Le 30 mars 2010, le directeur des Relations publiques de Radio-Canada, M. Marc Pichette, a fait parvenir cette réponse à tous les plaignants :

« (…) Votre plainte nous a interpellés et nous avons regardé plusieurs fois l'enregistrement de l'extrait qui l'a provoquée. Vers 15 h 15, les chroniqueurs Nathalie Petrowski et René Homier-Roy répondaient aux questions de l'animatrice Catherine Perrin au sujet d'un livre qu'ils avaient analysé, à savoir la biographie du metteur en scène québécois André Brassard.

Rappelons pour le situer que Brassard a mis en scène presque 90 pièces de théâtre en 40 ans de carrière. Il a acquis une grande notoriété dès la fin des années 60 en mettant en scène les Belles-Soeurs de Michel Tremblay. Brassard a participé à la création du Théâtre d'Aujourd'hui en 1968. Il a dirigé le Théâtre français du Centre national des arts de 1983 à 1989, à Ottawa et l'École nationale de théâtre du Canada. Enfin, il a réalisé des scénarios de films comme Françoise Durocher, waitress et Il était une fois dans l'Est.

Qu'on le veuille ou non, Brassard est un incontournable. Sa biographie (Brassard de Guillaume Corbeil, Libre Expression) est un événement et il était compréhensible qu'en parle une émission à l'affût des nouveautés culturelles comme Six dans la cité. Là où notre émission s'est démarquée de ceux et celles qui ont parlé de cette biographie depuis sa publication début mars, c'est qu'elle a révélé les passages du livre qui montrent le côté trouble du personnage dans sa vie privée.

Six dans la cité n'avait pas à juger les agissements répréhensibles de Brassard, le seul fait de les mettre en lumière suffisait. Est-ce que l'émission aurait dû, comme le disait Nathalie Petrowski au micro de Christiane Charette le 26 mars, faire preuve de plus de sensibilité et dire, « c'est un grand artiste mais dans sa vie privée, il y a de grandes failles ». L'équipe aurait pu, mais elle a choisi de traiter du sujet sous l'angle culturel conformément au mandat de l'émission. Contrairement à ce que certains affirment, elle n'a pas fait l'apologie des comportements du metteur en scène. Elle a au contraire bien indiqué que c'était un personnage hors norme. Le sujet de la chronique était André Brassard, son œuvre et par extension, sa vie.

Je peux vous assurer que personne n'approuve les comportements ainsi révélés de la vie du metteur en scène, tout génie ait-il été dans son domaine. L'animatrice de Six dans la cité a elle-même mentionné qu'il y avait là des choses susceptibles de déranger. Donc aucune complaisance de sa part.

De leur côté, les chroniqueurs expriment leur opinion et c'est là leur mandat. S'ils n'ont pas été aussi clairs que certains auraient aimé lors de la diffusion de l'émission du 21 mars, ils l'ont été le 26 mars face aux questions de Christiane Charette, à la Première Chaîne de Radio-Canada.

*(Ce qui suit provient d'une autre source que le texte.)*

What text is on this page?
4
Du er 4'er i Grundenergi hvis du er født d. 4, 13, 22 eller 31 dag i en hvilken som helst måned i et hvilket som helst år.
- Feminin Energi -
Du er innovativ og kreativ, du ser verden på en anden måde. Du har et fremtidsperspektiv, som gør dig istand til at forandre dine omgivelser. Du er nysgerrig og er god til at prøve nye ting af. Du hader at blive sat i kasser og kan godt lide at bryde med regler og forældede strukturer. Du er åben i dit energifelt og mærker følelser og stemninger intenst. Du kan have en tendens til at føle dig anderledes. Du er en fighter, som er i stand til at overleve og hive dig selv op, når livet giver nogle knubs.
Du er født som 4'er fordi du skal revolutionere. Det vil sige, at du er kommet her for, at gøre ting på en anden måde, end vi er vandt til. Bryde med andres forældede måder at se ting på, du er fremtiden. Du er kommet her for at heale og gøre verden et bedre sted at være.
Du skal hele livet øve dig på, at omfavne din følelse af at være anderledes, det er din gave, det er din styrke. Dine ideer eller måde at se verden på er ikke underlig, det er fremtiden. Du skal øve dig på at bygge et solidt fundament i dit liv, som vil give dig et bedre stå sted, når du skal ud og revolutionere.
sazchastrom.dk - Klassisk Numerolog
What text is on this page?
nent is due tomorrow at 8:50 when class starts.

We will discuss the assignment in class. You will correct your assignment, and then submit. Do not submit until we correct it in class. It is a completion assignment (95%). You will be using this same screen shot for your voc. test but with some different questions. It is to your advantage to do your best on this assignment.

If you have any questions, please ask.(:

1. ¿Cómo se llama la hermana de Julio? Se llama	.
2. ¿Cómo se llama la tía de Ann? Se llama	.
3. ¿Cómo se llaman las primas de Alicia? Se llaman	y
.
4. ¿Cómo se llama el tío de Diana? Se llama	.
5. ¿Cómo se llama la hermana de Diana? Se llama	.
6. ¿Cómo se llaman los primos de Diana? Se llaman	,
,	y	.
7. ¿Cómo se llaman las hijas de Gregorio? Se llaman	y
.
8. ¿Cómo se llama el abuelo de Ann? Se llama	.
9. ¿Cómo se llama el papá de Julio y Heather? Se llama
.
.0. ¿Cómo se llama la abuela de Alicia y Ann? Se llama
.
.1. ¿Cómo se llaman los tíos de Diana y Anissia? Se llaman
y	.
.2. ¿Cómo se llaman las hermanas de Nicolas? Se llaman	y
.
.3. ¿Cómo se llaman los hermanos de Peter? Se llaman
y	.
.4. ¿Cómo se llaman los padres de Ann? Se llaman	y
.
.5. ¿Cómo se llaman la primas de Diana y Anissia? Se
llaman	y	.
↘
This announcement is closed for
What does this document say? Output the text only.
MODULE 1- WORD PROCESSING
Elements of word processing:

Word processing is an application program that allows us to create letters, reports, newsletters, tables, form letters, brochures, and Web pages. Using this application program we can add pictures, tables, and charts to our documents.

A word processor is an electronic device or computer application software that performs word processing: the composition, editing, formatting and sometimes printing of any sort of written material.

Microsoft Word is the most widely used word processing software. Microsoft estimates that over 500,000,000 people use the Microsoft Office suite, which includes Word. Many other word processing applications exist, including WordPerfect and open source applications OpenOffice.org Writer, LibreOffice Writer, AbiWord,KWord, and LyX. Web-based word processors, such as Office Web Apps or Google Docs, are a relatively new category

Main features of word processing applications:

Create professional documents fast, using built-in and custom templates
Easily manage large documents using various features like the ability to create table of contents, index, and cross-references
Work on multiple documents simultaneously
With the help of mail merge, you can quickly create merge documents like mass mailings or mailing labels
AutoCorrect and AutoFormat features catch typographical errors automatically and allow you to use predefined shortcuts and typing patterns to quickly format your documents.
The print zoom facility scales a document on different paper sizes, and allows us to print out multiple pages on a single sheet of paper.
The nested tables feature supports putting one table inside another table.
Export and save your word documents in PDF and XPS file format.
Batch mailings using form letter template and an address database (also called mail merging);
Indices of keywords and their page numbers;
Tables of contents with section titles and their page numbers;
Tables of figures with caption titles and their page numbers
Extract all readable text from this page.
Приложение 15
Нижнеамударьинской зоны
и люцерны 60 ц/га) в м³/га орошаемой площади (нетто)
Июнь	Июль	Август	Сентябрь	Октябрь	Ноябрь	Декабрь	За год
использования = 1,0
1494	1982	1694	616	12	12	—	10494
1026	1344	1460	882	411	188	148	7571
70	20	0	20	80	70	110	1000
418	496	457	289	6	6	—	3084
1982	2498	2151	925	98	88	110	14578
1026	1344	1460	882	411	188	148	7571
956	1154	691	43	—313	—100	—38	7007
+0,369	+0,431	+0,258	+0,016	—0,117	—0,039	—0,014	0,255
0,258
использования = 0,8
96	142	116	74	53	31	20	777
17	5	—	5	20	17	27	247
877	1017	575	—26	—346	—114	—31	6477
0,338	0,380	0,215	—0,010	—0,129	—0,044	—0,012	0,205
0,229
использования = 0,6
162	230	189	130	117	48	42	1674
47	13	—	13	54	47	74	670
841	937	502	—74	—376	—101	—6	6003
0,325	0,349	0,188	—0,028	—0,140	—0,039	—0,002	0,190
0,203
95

Radio-Canada respecte les lois qui nous gouvernent. Les actes punissables ne sont pas cautionnés ou condamnés sur nos ondes. Mais nous en rendons compte afin que le citoyen en soit informé. Soyez assurée que nous sommes sensibles aux réactions comme la vôtre et que nous en prenons bonne note.

Nous respectons votre point de vue et vous remercions d'avoir pris la peine de nous le faire connaître. Il alimentera certainement les réflexions de la direction sur les attentes légitimes et les perceptions de notre auditoire. (…) »

LA RÉVISION

L'émission Six dans la cité, diffusée le dimanche à 15 heures à la Chaîne principale de la télévision de Radio-Canada, regroupe cinq chroniqueurs qui critiquent autour d'une même table, livres, films et spectacles. Dans cette émission d'information culturelle, les journalistes et/ou critiques donnent leurs opinions et en débattent.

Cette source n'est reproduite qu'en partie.